List of: best cutoff percent with the best speaker classification rate; cutoff percentages that were tested; matrix of the mean percentage of incorrectly identified speakers for each cutoff percent and fold; and the number of folds for cross-validation.

Examples

data(novels_dfm)
stylest2_select_vocab(dfm=novels_dfm)

Select terms above frequency cutoff

Description

A function to select terms for inclusion in a stylest2 model, based on a document-feature matrix of texts to predict and a specified cutoff.

Usage

stylest2_terms(dfm, cutoff)

Arguments

dfm

a quanteda dfm object.

cutoff

a single numeric value - the quantile of term frequency under which to drop terms.

Value

A character vector of terms falling above the term frequency cutoff.

Examples

data(novels_dfm)
best_cut <- stylest2_select_vocab(dfm=novels_dfm)
stylest2_terms(dfm = novels_dfm, cutoff=best_cut$cutoff_pct_best)

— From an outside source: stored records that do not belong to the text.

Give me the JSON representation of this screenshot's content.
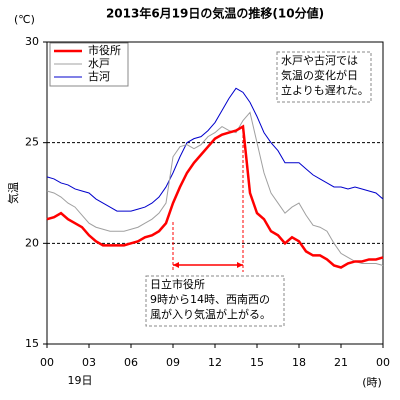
{
  "chart_data": {
    "type": "line",
    "title": "2013年6月19日の気温の推移(10分値)",
    "y_unit": "(℃)",
    "y_label": "気温",
    "x_date": "19日",
    "x_unit": "(時)",
    "x": [
      0,
      0.5,
      1,
      1.5,
      2,
      2.5,
      3,
      3.5,
      4,
      4.5,
      5,
      5.5,
      6,
      6.5,
      7,
      7.5,
      8,
      8.5,
      9,
      9.5,
      10,
      10.5,
      11,
      11.5,
      12,
      12.5,
      13,
      13.5,
      14,
      14.5,
      15,
      15.5,
      16,
      16.5,
      17,
      17.5,
      18,
      18.5,
      19,
      19.5,
      20,
      20.5,
      21,
      21.5,
      22,
      22.5,
      23,
      23.5,
      24
    ],
    "series": [
      {
        "name": "市役所",
        "color": "#ff0000",
        "width": 2.5,
        "values": [
          21.2,
          21.3,
          21.5,
          21.2,
          21.0,
          20.8,
          20.4,
          20.1,
          19.9,
          19.9,
          19.9,
          19.9,
          20.0,
          20.1,
          20.3,
          20.4,
          20.6,
          21.0,
          22.0,
          22.8,
          23.5,
          24.0,
          24.4,
          24.8,
          25.2,
          25.4,
          25.5,
          25.6,
          25.8,
          22.5,
          21.5,
          21.2,
          20.6,
          20.4,
          20.0,
          20.3,
          20.1,
          19.6,
          19.4,
          19.4,
          19.2,
          18.9,
          18.8,
          19.0,
          19.1,
          19.1,
          19.2,
          19.2,
          19.3
        ]
      },
      {
        "name": "水戸",
        "color": "#a0a0a0",
        "width": 1,
        "values": [
          22.6,
          22.5,
          22.3,
          22.0,
          21.8,
          21.4,
          21.0,
          20.8,
          20.7,
          20.6,
          20.6,
          20.6,
          20.7,
          20.8,
          21.0,
          21.2,
          21.5,
          22.0,
          24.3,
          24.8,
          24.9,
          24.7,
          24.9,
          25.3,
          25.5,
          25.8,
          25.6,
          25.5,
          26.1,
          26.5,
          25.0,
          23.5,
          22.5,
          22.0,
          21.5,
          21.8,
          22.0,
          21.4,
          20.9,
          20.8,
          20.6,
          20.0,
          19.5,
          19.3,
          19.1,
          19.0,
          19.0,
          19.0,
          18.9
        ]
      },
      {
        "name": "古河",
        "color": "#0000cc",
        "width": 1,
        "values": [
          23.3,
          23.2,
          23.0,
          22.9,
          22.7,
          22.6,
          22.5,
          22.2,
          22.0,
          21.8,
          21.6,
          21.6,
          21.6,
          21.7,
          21.8,
          22.0,
          22.3,
          22.8,
          23.5,
          24.3,
          25.0,
          25.2,
          25.3,
          25.6,
          26.0,
          26.6,
          27.2,
          27.7,
          27.5,
          27.0,
          26.3,
          25.5,
          25.0,
          24.6,
          24.0,
          24.0,
          24.0,
          23.7,
          23.4,
          23.2,
          23.0,
          22.8,
          22.8,
          22.7,
          22.8,
          22.7,
          22.6,
          22.5,
          22.2
        ]
      }
    ],
    "xlim": [
      0,
      24
    ],
    "xticks": [
      {
        "value": 0,
        "label": "00"
      },
      {
        "value": 3,
        "label": "03"
      },
      {
        "value": 6,
        "label": "06"
      },
      {
        "value": 9,
        "label": "09"
      },
      12,
      15,
      18,
      21,
      {
        "value": 24,
        "label": "00"
      }
    ],
    "ylim": [
      15,
      30
    ],
    "yticks": [
      15,
      20,
      25,
      30
    ],
    "reference_lines": [
      20,
      25
    ],
    "highlight_range": [
      9,
      14
    ],
    "highlight_color": "#ff0000",
    "legend": "upper left",
    "annotations": [
      {
        "lines": [
          "水戸や古河では",
          "気温の変化が日",
          "立よりも遅れた。"
        ]
      },
      {
        "lines": [
          "日立市役所",
          "9時から14時、西南西の",
          "風が入り気温が上がる。"
        ]
      }
    ]
  }
}
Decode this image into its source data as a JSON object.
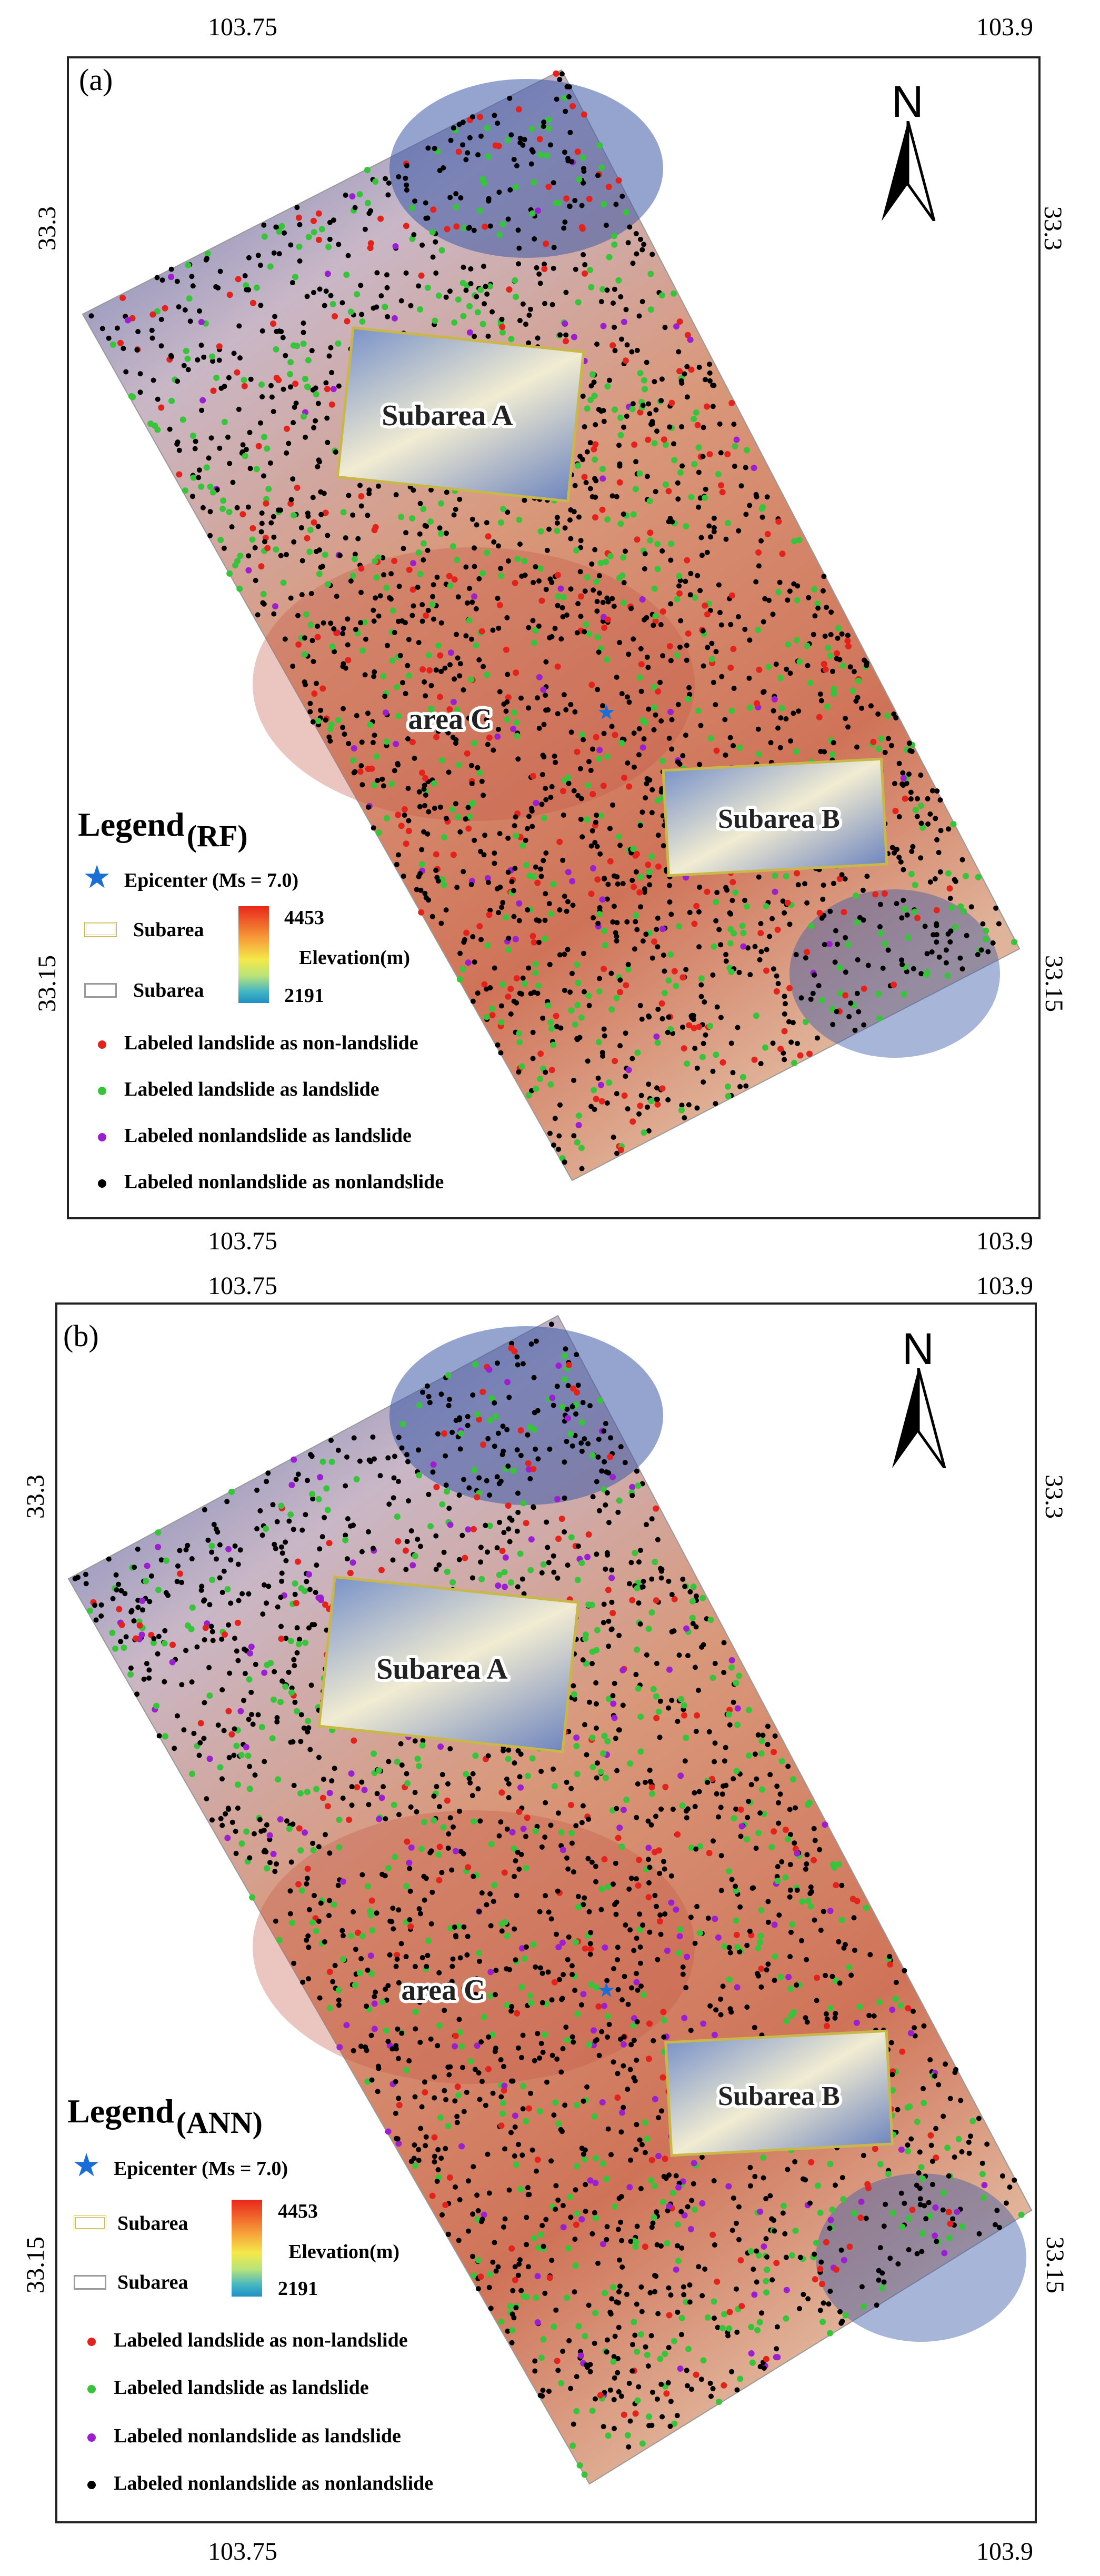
{
  "panels": [
    {
      "panel_label": "(a)",
      "model": "(RF)",
      "lon_ticks": [
        "103.75",
        "103.9"
      ],
      "lat_ticks": [
        "33.3",
        "33.15"
      ]
    },
    {
      "panel_label": "(b)",
      "model": "(ANN)",
      "lon_ticks": [
        "103.75",
        "103.9"
      ],
      "lat_ticks": [
        "33.3",
        "33.15"
      ]
    }
  ],
  "north_arrow": {
    "letter": "N",
    "icon": "north-arrow-icon"
  },
  "map_labels": {
    "subarea_a": "Subarea A",
    "subarea_b": "Subarea B",
    "area_c": "area C"
  },
  "legend": {
    "title": "Legend",
    "epicenter": "Epicenter (Ms = 7.0)",
    "subarea_yellow": "Subarea",
    "subarea_gray": "Subarea",
    "elevation_max": "4453",
    "elevation_min": "2191",
    "elevation_label": "Elevation(m)",
    "classes": [
      {
        "label": "Labeled landslide as non-landslide",
        "color": "#e3231b"
      },
      {
        "label": "Labeled landslide as landslide",
        "color": "#35c43a"
      },
      {
        "label": "Labeled nonlandslide as landslide",
        "color": "#9b1fd0"
      },
      {
        "label": "Labeled nonlandslide as nonlandslide",
        "color": "#000000"
      }
    ]
  },
  "colors": {
    "elevation_high": "#e8271b",
    "elevation_low": "#1f8fc4",
    "low_terrain": "#d07a5e",
    "high_terrain": "#5a74b8",
    "epicenter": "#1a6fd6",
    "subarea_border_yellow": "#c9b74a",
    "subarea_border_gray": "#9a9a9a"
  }
}
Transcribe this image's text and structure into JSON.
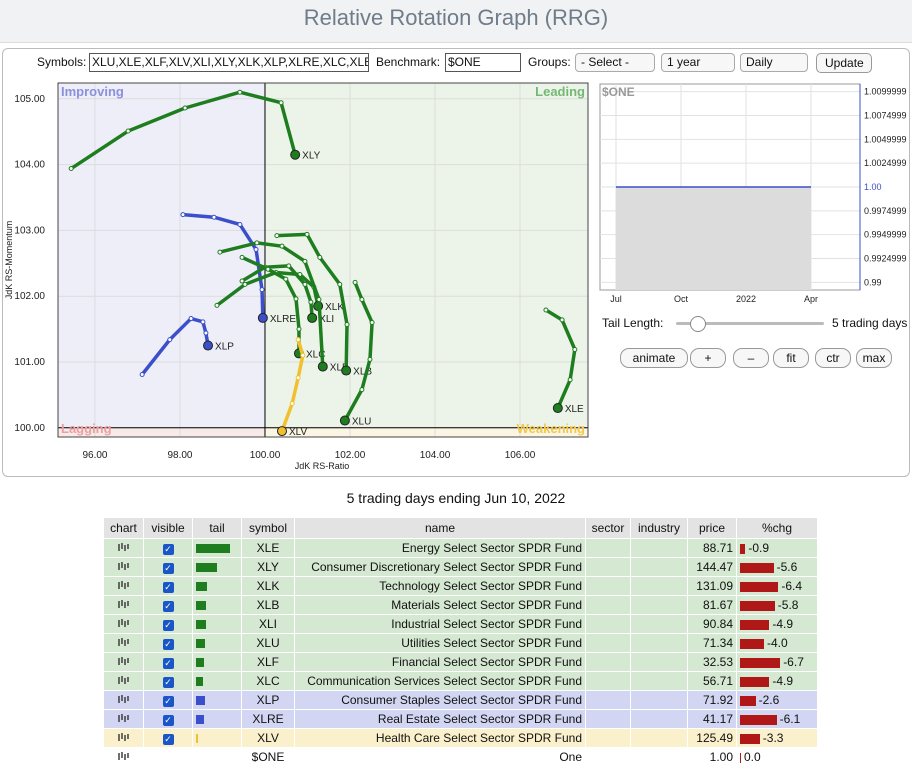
{
  "header": {
    "title": "Relative Rotation Graph (RRG)"
  },
  "controls": {
    "symbols_label": "Symbols:",
    "symbols": "XLU,XLE,XLF,XLV,XLI,XLY,XLK,XLP,XLRE,XLC,XLB",
    "benchmark_label": "Benchmark:",
    "benchmark": "$ONE",
    "groups_label": "Groups:",
    "groups": "- Select -",
    "period": "1 year",
    "interval": "Daily",
    "update": "Update",
    "tail_length_label": "Tail Length:",
    "tail_length": "5 trading days",
    "buttons": [
      "animate",
      "+",
      "–",
      "fit",
      "ctr",
      "max"
    ]
  },
  "chart_data": [
    {
      "type": "rrg",
      "xlabel": "JdK RS-Ratio",
      "ylabel": "JdK RS-Momentum",
      "xlim": [
        95.13,
        107.6
      ],
      "ylim": [
        99.86,
        105.24
      ],
      "xticks": [
        {
          "value": 96,
          "label": "96.00"
        },
        {
          "value": 98,
          "label": "98.00"
        },
        {
          "value": 100,
          "label": "100.00"
        },
        {
          "value": 102,
          "label": "102.00"
        },
        {
          "value": 104,
          "label": "104.00"
        },
        {
          "value": 106,
          "label": "106.00"
        }
      ],
      "yticks": [
        {
          "value": 100,
          "label": "100.00"
        },
        {
          "value": 101,
          "label": "101.00"
        },
        {
          "value": 102,
          "label": "102.00"
        },
        {
          "value": 103,
          "label": "103.00"
        },
        {
          "value": 104,
          "label": "104.00"
        },
        {
          "value": 105,
          "label": "105.00"
        }
      ],
      "reference_lines": {
        "x": 100,
        "y": 100
      },
      "quadrants": {
        "improving": "Improving",
        "leading": "Leading",
        "lagging": "Lagging",
        "weakening": "Weakening"
      },
      "series": [
        {
          "name": "XLY",
          "color": "#1e7d1e",
          "x": [
            95.44,
            96.78,
            98.12,
            99.41,
            100.38,
            100.71
          ],
          "y": [
            103.94,
            104.51,
            104.86,
            105.1,
            104.94,
            104.15
          ]
        },
        {
          "name": "XLE",
          "color": "#1e7d1e",
          "x": [
            106.61,
            106.99,
            107.29,
            107.18,
            106.89
          ],
          "y": [
            101.79,
            101.64,
            101.19,
            100.73,
            100.3
          ]
        },
        {
          "name": "XLP",
          "color": "#3a4fc9",
          "x": [
            97.11,
            97.76,
            98.26,
            98.54,
            98.61,
            98.66
          ],
          "y": [
            100.81,
            101.34,
            101.66,
            101.61,
            101.44,
            101.25
          ]
        },
        {
          "name": "XLRE",
          "color": "#3a4fc9",
          "x": [
            98.07,
            98.8,
            99.41,
            99.79,
            99.93,
            99.95
          ],
          "y": [
            103.24,
            103.2,
            103.09,
            102.71,
            102.1,
            101.67
          ]
        },
        {
          "name": "XLK",
          "color": "#1e7d1e",
          "x": [
            98.87,
            99.53,
            100.26,
            100.82,
            101.15,
            101.25
          ],
          "y": [
            101.86,
            102.18,
            102.36,
            102.33,
            102.14,
            101.85
          ]
        },
        {
          "name": "XLI",
          "color": "#1e7d1e",
          "x": [
            99.46,
            100,
            100.56,
            100.94,
            101.08,
            101.11
          ],
          "y": [
            102.23,
            102.44,
            102.46,
            102.18,
            101.91,
            101.67
          ]
        },
        {
          "name": "XLC",
          "color": "#1e7d1e",
          "x": [
            99.46,
            100.07,
            100.49,
            100.73,
            100.8,
            100.8
          ],
          "y": [
            102.59,
            102.41,
            102.26,
            101.96,
            101.5,
            101.13
          ]
        },
        {
          "name": "XLF",
          "color": "#1e7d1e",
          "x": [
            98.94,
            99.81,
            100.4,
            100.94,
            101.27,
            101.36
          ],
          "y": [
            102.67,
            102.81,
            102.76,
            102.53,
            101.95,
            100.93
          ]
        },
        {
          "name": "XLB",
          "color": "#1e7d1e",
          "x": [
            100.28,
            100.99,
            101.29,
            101.76,
            101.93,
            101.91
          ],
          "y": [
            102.92,
            102.94,
            102.59,
            102.18,
            101.57,
            100.87
          ]
        },
        {
          "name": "XLU",
          "color": "#1e7d1e",
          "x": [
            102.12,
            102.28,
            102.52,
            102.47,
            102.28,
            101.88
          ],
          "y": [
            102.21,
            101.95,
            101.6,
            101.04,
            100.58,
            100.11
          ]
        },
        {
          "name": "XLV",
          "color": "#f2c02e",
          "x": [
            100.78,
            100.89,
            100.78,
            100.64,
            100.4
          ],
          "y": [
            101.34,
            101.1,
            100.76,
            100.37,
            99.95
          ]
        }
      ]
    },
    {
      "type": "line",
      "title": "$ONE",
      "categories": [
        "Jul",
        "Oct",
        "2022",
        "Apr"
      ],
      "values": [
        1,
        1,
        1,
        1
      ],
      "color": "#3a4fc9",
      "ylim": [
        0.9892,
        1.0108
      ],
      "yticks": [
        0.99,
        0.9924999,
        0.9949999,
        0.9974999,
        {
          "value": 1,
          "label": "1.00"
        },
        1.0024999,
        1.0049999,
        1.0074999,
        1.0099999
      ]
    }
  ],
  "table": {
    "caption": "5 trading days ending Jun 10, 2022",
    "columns": [
      "chart",
      "visible",
      "tail",
      "symbol",
      "name",
      "sector",
      "industry",
      "price",
      "%chg"
    ],
    "rows": [
      {
        "symbol": "XLE",
        "name": "Energy Select Sector SPDR Fund",
        "price": "88.71",
        "pchg": "-0.9"
      },
      {
        "symbol": "XLY",
        "name": "Consumer Discretionary Select Sector SPDR Fund",
        "price": "144.47",
        "pchg": "-5.6"
      },
      {
        "symbol": "XLK",
        "name": "Technology Select Sector SPDR Fund",
        "price": "131.09",
        "pchg": "-6.4"
      },
      {
        "symbol": "XLB",
        "name": "Materials Select Sector SPDR Fund",
        "price": "81.67",
        "pchg": "-5.8"
      },
      {
        "symbol": "XLI",
        "name": "Industrial Select Sector SPDR Fund",
        "price": "90.84",
        "pchg": "-4.9"
      },
      {
        "symbol": "XLU",
        "name": "Utilities Select Sector SPDR Fund",
        "price": "71.34",
        "pchg": "-4.0"
      },
      {
        "symbol": "XLF",
        "name": "Financial Select Sector SPDR Fund",
        "price": "32.53",
        "pchg": "-6.7"
      },
      {
        "symbol": "XLC",
        "name": "Communication Services Select Sector SPDR Fund",
        "price": "56.71",
        "pchg": "-4.9"
      },
      {
        "symbol": "XLP",
        "name": "Consumer Staples Select Sector SPDR Fund",
        "price": "71.92",
        "pchg": "-2.6"
      },
      {
        "symbol": "XLRE",
        "name": "Real Estate Select Sector SPDR Fund",
        "price": "41.17",
        "pchg": "-6.1"
      },
      {
        "symbol": "XLV",
        "name": "Health Care Select Sector SPDR Fund",
        "price": "125.49",
        "pchg": "-3.3"
      },
      {
        "symbol": "$ONE",
        "name": "One",
        "price": "1.00",
        "pchg": "0.0"
      }
    ]
  }
}
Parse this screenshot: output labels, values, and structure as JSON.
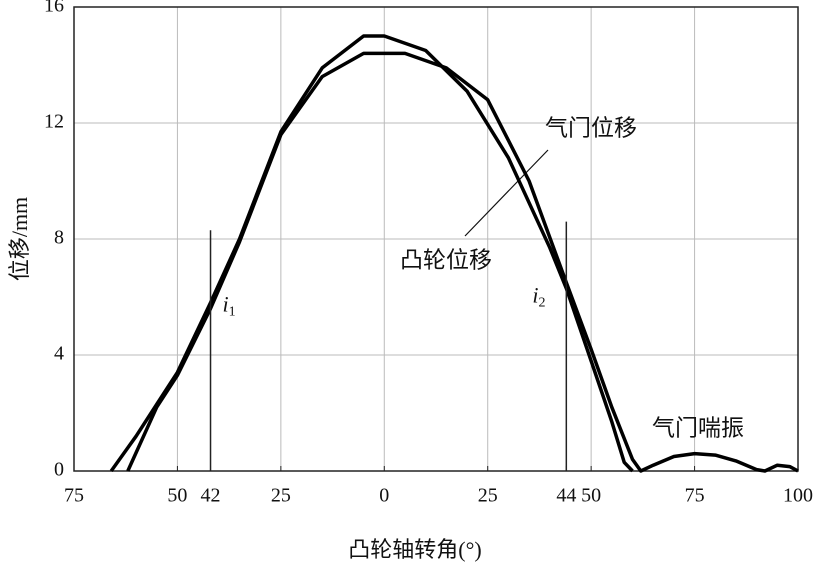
{
  "chart_data": {
    "type": "line",
    "xlabel": "凸轮轴转角(°)",
    "ylabel": "位移/mm",
    "xlim": [
      -75,
      100
    ],
    "ylim": [
      0,
      16
    ],
    "xticks": [
      {
        "value": -75,
        "label": "75"
      },
      {
        "value": -50,
        "label": "50"
      },
      {
        "value": -42,
        "label": "42"
      },
      {
        "value": -25,
        "label": "25"
      },
      0,
      25,
      44,
      50,
      75,
      100
    ],
    "gridx": [
      -50,
      -25,
      0,
      25,
      50,
      75
    ],
    "yticks": [
      0,
      4,
      8,
      12,
      16
    ],
    "grid": true,
    "series": [
      {
        "name": "凸轮位移",
        "color": "#000000",
        "x": [
          -66,
          -60,
          -55,
          -50,
          -42,
          -35,
          -25,
          -15,
          -5,
          0,
          10,
          20,
          30,
          40,
          44,
          50,
          55,
          58,
          60
        ],
        "values": [
          0,
          1.2,
          2.3,
          3.4,
          5.8,
          8,
          11.7,
          13.9,
          15,
          15,
          14.5,
          13.1,
          10.8,
          7.7,
          6.3,
          3.8,
          1.7,
          0.3,
          0
        ]
      },
      {
        "name": "气门位移",
        "color": "#000000",
        "x": [
          -62,
          -55,
          -50,
          -42,
          -35,
          -25,
          -15,
          -5,
          5,
          15,
          25,
          35,
          44,
          50,
          55,
          60,
          62,
          65,
          70,
          75,
          80,
          85,
          90,
          92,
          95,
          98,
          100
        ],
        "values": [
          0,
          2.2,
          3.3,
          5.6,
          7.9,
          11.6,
          13.6,
          14.4,
          14.4,
          13.9,
          12.8,
          10,
          6.5,
          4.2,
          2.2,
          0.4,
          0,
          0.2,
          0.5,
          0.6,
          0.55,
          0.35,
          0.05,
          0,
          0.2,
          0.15,
          0
        ]
      }
    ],
    "markers": [
      {
        "x": -42,
        "height": 8.3,
        "label": "i",
        "subscript": "1"
      },
      {
        "x": 44,
        "height": 8.6,
        "label": "i",
        "subscript": "2"
      }
    ],
    "annotation": "气门喘振"
  }
}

Internal stylest2 function to return the influence of each term in predicting authorship.

Description

Internal stylest2 function to return the influence of each term in predicting authorship.

Usage

term_influence(pred_docs_dfm, eta_tv, model)

Arguments

pred_docs_dfm

A document-feature matrix for the texts to be predicted.

eta_tv

The author-level term weights from a stylest2 model.

model

A stylest2 model.